Based on Piers Plowman, a 14th century Poem, Penned in the Margins has created a site specific work performed across Ledbury, the Malvern Hills and east London, which explores issues that connect the medieval and modern minds.

Some current examples here in New York include Punchdrunk’s Sleep No More, a promenade performance that transforms a block of Chelsea warehouses into the fictional McKittrick Hotel. Audience members are encouraged to explore the entire space on their own, catching bits and pieces of the action, while being completely immersed in the experience. In this production, audience members give up their individuality by wearing identical masks for the duration of the performance, effectively making them a piece of the site as well: no longer audience members but anonymous guests at the McKittrick. The story of Sleep No More could not happen in the way it does without this very specific, purpose built location. Third Rail Project’s Ghost Light, which turns Lincoln Center inside out for a “benevolent haunting” and invites audiences into hidden nooks and crannies of the building, is another example. Ghost Light, while it does occur in a theater, is site specific because it was developed with this site in mind and is inextricably tied to the architecture, using it in new ways unique to Lincoln Center.

Companies like Rimini Protokoll, recently featured in The Public’s Under the Radar Festival, use technology to create a new relationship between audience, site, and performance. In Top Secret International which they staged at the Brooklyn Museum, each audience member responds to a series of prompts and guided exploration of both themselves and the space. A question like: “Would you harm one person to save many others”, may lead you to the sarcophagus on your left or a new exhibit on your right. Past Protokoll productions like 100% Philadelphia have used entire cities as “site” by proportionately representing the audience on stage: young, old, well off, impoverished, by neighborhood and by ethnicity. They invite the city, and through various exercises ask this representative sample to answer questions: reflecting the personality of the city back on itself. Similarly, This Is Not a Theater Company’s production of Ferry Play, a single audience member’s journey on the Staten Island Ferry performed through headphones uses the entire city and its infrastructure as the site. In Ferry Play, the experience of being alone and inconspicuously anonymous allows the audience members to see city and inhabitants in a new light.

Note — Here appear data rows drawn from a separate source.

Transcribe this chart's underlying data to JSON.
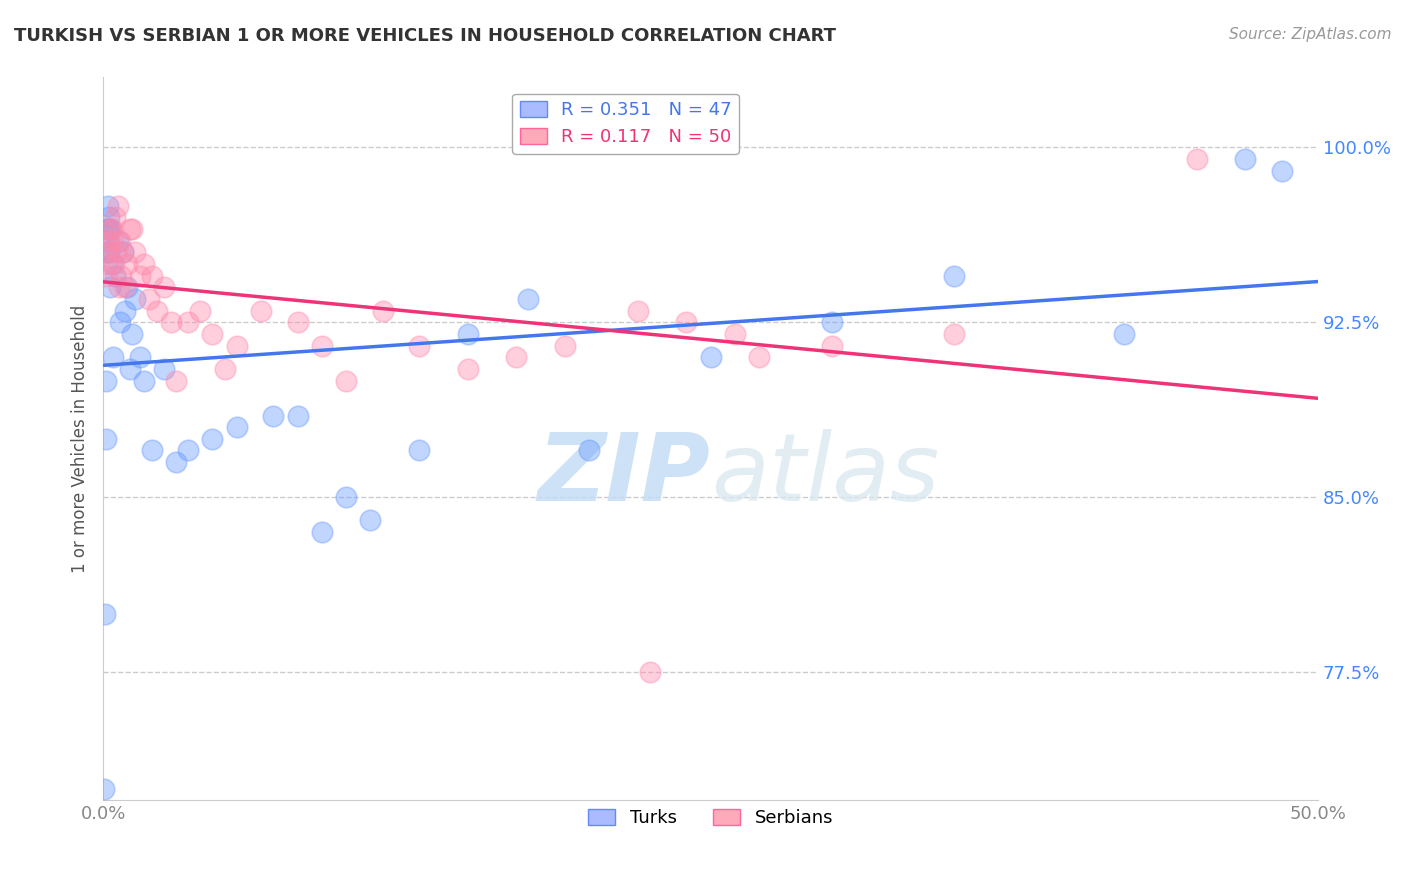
{
  "title": "TURKISH VS SERBIAN 1 OR MORE VEHICLES IN HOUSEHOLD CORRELATION CHART",
  "source": "Source: ZipAtlas.com",
  "ylabel": "1 or more Vehicles in Household",
  "xlim": [
    0.0,
    50.0
  ],
  "ylim": [
    72.0,
    103.0
  ],
  "x_ticks": [
    0.0,
    50.0
  ],
  "x_tick_labels": [
    "0.0%",
    "50.0%"
  ],
  "y_ticks": [
    77.5,
    85.0,
    92.5,
    100.0
  ],
  "y_tick_labels": [
    "77.5%",
    "85.0%",
    "92.5%",
    "100.0%"
  ],
  "turks_color": "#6699ff",
  "serbians_color": "#ff88aa",
  "watermark_zip": "ZIP",
  "watermark_atlas": "atlas",
  "background_color": "#ffffff",
  "grid_color": "#cccccc",
  "turks_x": [
    0.05,
    0.08,
    0.1,
    0.12,
    0.15,
    0.18,
    0.2,
    0.25,
    0.3,
    0.35,
    0.4,
    0.5,
    0.6,
    0.7,
    0.8,
    0.9,
    1.0,
    1.1,
    1.2,
    1.3,
    1.5,
    1.7,
    2.0,
    2.5,
    3.0,
    3.5,
    4.5,
    5.5,
    7.0,
    8.0,
    9.0,
    10.0,
    11.0,
    13.0,
    15.0,
    17.5,
    20.0,
    25.0,
    30.0,
    35.0,
    42.0,
    47.0,
    48.5,
    0.15,
    0.2,
    0.25,
    0.3
  ],
  "turks_y": [
    72.5,
    80.0,
    87.5,
    90.0,
    95.5,
    96.5,
    97.5,
    95.5,
    94.0,
    95.0,
    91.0,
    94.5,
    96.0,
    92.5,
    95.5,
    93.0,
    94.0,
    90.5,
    92.0,
    93.5,
    91.0,
    90.0,
    87.0,
    90.5,
    86.5,
    87.0,
    87.5,
    88.0,
    88.5,
    88.5,
    83.5,
    85.0,
    84.0,
    87.0,
    92.0,
    93.5,
    87.0,
    91.0,
    92.5,
    94.5,
    92.0,
    99.5,
    99.0,
    96.0,
    96.5,
    97.0,
    96.5
  ],
  "serbians_x": [
    0.1,
    0.2,
    0.3,
    0.4,
    0.5,
    0.6,
    0.7,
    0.8,
    0.9,
    1.0,
    1.1,
    1.2,
    1.3,
    1.5,
    1.7,
    1.9,
    2.0,
    2.2,
    2.5,
    2.8,
    3.0,
    3.5,
    4.0,
    4.5,
    5.0,
    5.5,
    6.5,
    8.0,
    9.0,
    10.0,
    11.5,
    13.0,
    15.0,
    17.0,
    19.0,
    22.0,
    22.5,
    24.0,
    26.0,
    27.0,
    30.0,
    35.0,
    45.0,
    0.15,
    0.25,
    0.35,
    0.45,
    0.55,
    0.65,
    0.75
  ],
  "serbians_y": [
    94.5,
    95.5,
    96.5,
    96.0,
    97.0,
    97.5,
    96.0,
    95.5,
    94.0,
    95.0,
    96.5,
    96.5,
    95.5,
    94.5,
    95.0,
    93.5,
    94.5,
    93.0,
    94.0,
    92.5,
    90.0,
    92.5,
    93.0,
    92.0,
    90.5,
    91.5,
    93.0,
    92.5,
    91.5,
    90.0,
    93.0,
    91.5,
    90.5,
    91.0,
    91.5,
    93.0,
    77.5,
    92.5,
    92.0,
    91.0,
    91.5,
    92.0,
    99.5,
    95.0,
    96.0,
    96.5,
    95.0,
    95.5,
    94.0,
    94.5
  ]
}
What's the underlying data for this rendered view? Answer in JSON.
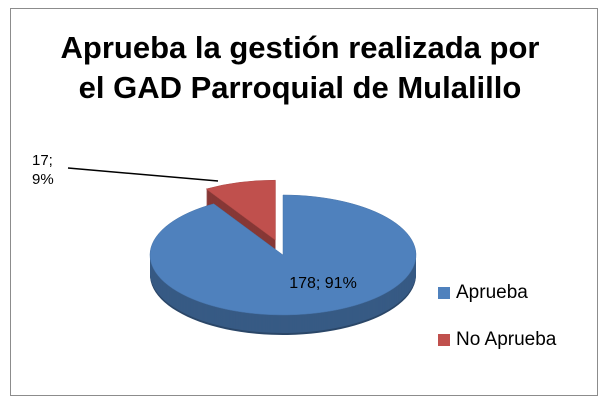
{
  "chart_data": {
    "type": "pie",
    "title": "Aprueba la gestión realizada por el GAD Parroquial de Mulalillo",
    "categories": [
      "Aprueba",
      "No Aprueba"
    ],
    "values": [
      178,
      17
    ],
    "value_labels": [
      "178; 91%",
      "17; 9%"
    ],
    "colors": [
      "#4f81bd",
      "#c0504d"
    ],
    "legend": "right"
  }
}
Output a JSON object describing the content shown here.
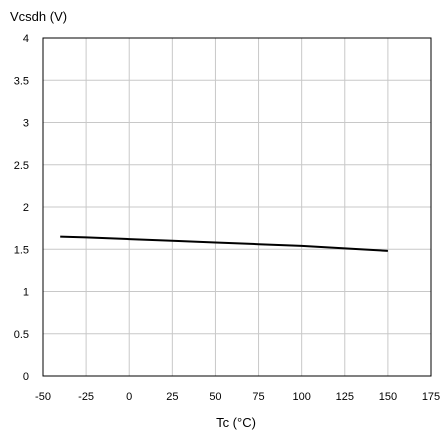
{
  "chart_data": {
    "type": "line",
    "title": "",
    "ylabel": "Vcsdh (V)",
    "xlabel": "Tc (°C)",
    "xlim": [
      -50,
      175
    ],
    "ylim": [
      0,
      4
    ],
    "xticks": [
      -50,
      -25,
      0,
      25,
      50,
      75,
      100,
      125,
      150,
      175
    ],
    "yticks": [
      0,
      0.5,
      1,
      1.5,
      2,
      2.5,
      3,
      3.5,
      4
    ],
    "xtick_labels": [
      "-50",
      "-25",
      "0",
      "25",
      "50",
      "75",
      "100",
      "125",
      "150",
      "175"
    ],
    "ytick_labels": [
      "0",
      "0.5",
      "1",
      "1.5",
      "2",
      "2.5",
      "3",
      "3.5",
      "4"
    ],
    "grid": true,
    "series": [
      {
        "x": [
          -40,
          -25,
          0,
          25,
          50,
          75,
          100,
          125,
          150
        ],
        "y": [
          1.65,
          1.64,
          1.62,
          1.6,
          1.58,
          1.56,
          1.54,
          1.51,
          1.48
        ]
      }
    ],
    "colors": {
      "line": "#000000",
      "grid": "#c8c8c8",
      "frame": "#000000"
    }
  }
}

So what about our production of Oh My Sweet Land? It might technically be called “site responsive” because while we are producing it in private kitchens throughout the city, each home will provide a new set of production parameters and new opportunities to engage with the audience through small sizes and intimate proximity. We are using the notion of “home” as our site: Where do you call home and how does that inform who you are? Being invited into someone’s home and inhabiting the communal kitchen space helps to lift these abstract ideas out of far away headlines and serves them up fresh. Performing in homes provides new context for Oh My Sweet Land and asks the audience to let these people with such incredible stories of resistance into their own lives. To look their struggle in the eyes and see a fellow human across the table.